There was a church where the preacher and the minister of music
were not getting along. As time went by this began to spill over
into the worship service.

The first week the preacher preached on commitment and how we
all should dedicate ourselves to the service of God. The music
director lead the song, “I Shall not be Moved.”

The second week the preacher preached on tithing and how we all
should gladly give to the work of the Lord. The director lead
the song, “Jesus Paid it All.”

The third week the preacher preached on gossiping and how we
should all watch our tongues. The music director led the song,
“I Love to Tell the Story.”

With all this going on, the preacher became very disgusted over
the situation and the following Sunday told the congregation
that he was considering resigning. The musician lead the song,
“Oh Why Not Tonight?”

As it came to pass, the preacher did indeed resign. The next
week he informed the church that it was Jesus who led him there
and it was Jesus that was taking him away. The music leader lead
the song, “What a Friend We Have in Jesus.”

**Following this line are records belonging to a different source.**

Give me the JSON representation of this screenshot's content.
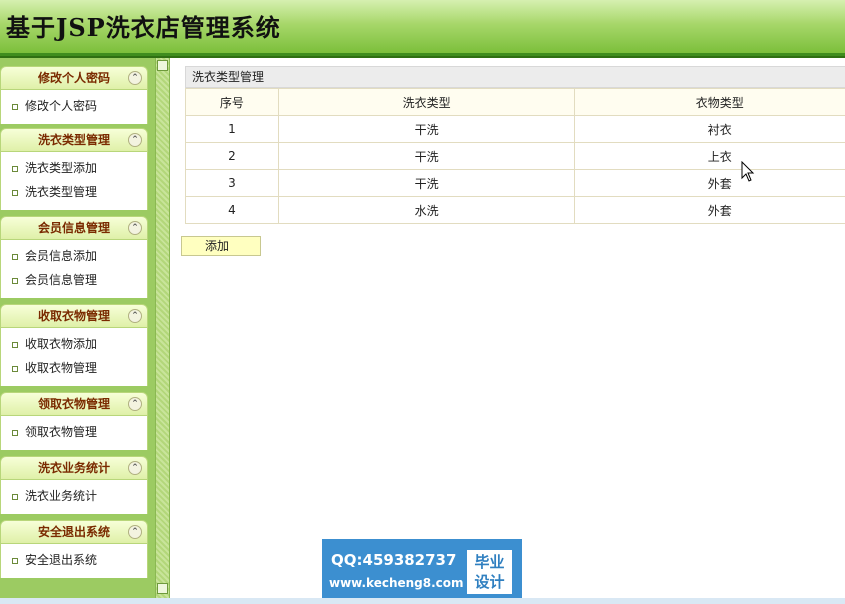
{
  "app": {
    "title": "基于JSP洗衣店管理系统"
  },
  "sidebar": {
    "groups": [
      {
        "title": "修改个人密码",
        "items": [
          "修改个人密码"
        ]
      },
      {
        "title": "洗衣类型管理",
        "items": [
          "洗衣类型添加",
          "洗衣类型管理"
        ]
      },
      {
        "title": "会员信息管理",
        "items": [
          "会员信息添加",
          "会员信息管理"
        ]
      },
      {
        "title": "收取衣物管理",
        "items": [
          "收取衣物添加",
          "收取衣物管理"
        ]
      },
      {
        "title": "领取衣物管理",
        "items": [
          "领取衣物管理"
        ]
      },
      {
        "title": "洗衣业务统计",
        "items": [
          "洗衣业务统计"
        ]
      },
      {
        "title": "安全退出系统",
        "items": [
          "安全退出系统"
        ]
      }
    ],
    "toggle_glyph": "⌃"
  },
  "main": {
    "panel_title": "洗衣类型管理",
    "table": {
      "headers": [
        "序号",
        "洗衣类型",
        "衣物类型"
      ],
      "rows": [
        [
          "1",
          "干洗",
          "衬衣"
        ],
        [
          "2",
          "干洗",
          "上衣"
        ],
        [
          "3",
          "干洗",
          "外套"
        ],
        [
          "4",
          "水洗",
          "外套"
        ]
      ]
    },
    "add_label": "添加"
  },
  "watermark": {
    "qq": "QQ:459382737",
    "url": "www.kecheng8.com",
    "badge_line1": "毕业",
    "badge_line2": "设计"
  },
  "colors": {
    "header_green": "#7cbf3b",
    "sidebar_green": "#9ccb62",
    "menu_title_text": "#7a2a00",
    "add_button": "#ffffc0",
    "watermark_blue": "#3c8fd0"
  }
}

The Singer with Foul Languages

A man walks into a bar and gets a drink. He sits down the front
to listen to the singer. It’s the best music he has ever heard,
but the singer uses fuck, cock suckers and such words every two
or three words. After hearing a song he liked the man asked the
singer the name of the song. He replyed, “My dad did me up the
ass with a pencil while he pissed into my face.”

“Right.” said the man.

He then hired the singer to play his brothers wedding, but asked
the singer to tone down the swear words, the singer agreed.

So the wedding arived and the singer walked into the reception
half an hour early, with playboy under his arm. As he was early
he decided to go and have a wank. So he goes to the toilet and
starts to tugg away. Whan he’s finished he walked out to the
sinks to meet a man. The man asked him who he was. He replied,
“I’m the singer.”

The man then seeing the singer’s fly open and his dick hanging
out and cum all over his trouser asked him, “Do you know that
your dick is hanging out and there is cum all over his pants.”

The singer replied, “Know it. I fuckin’ wrote it.”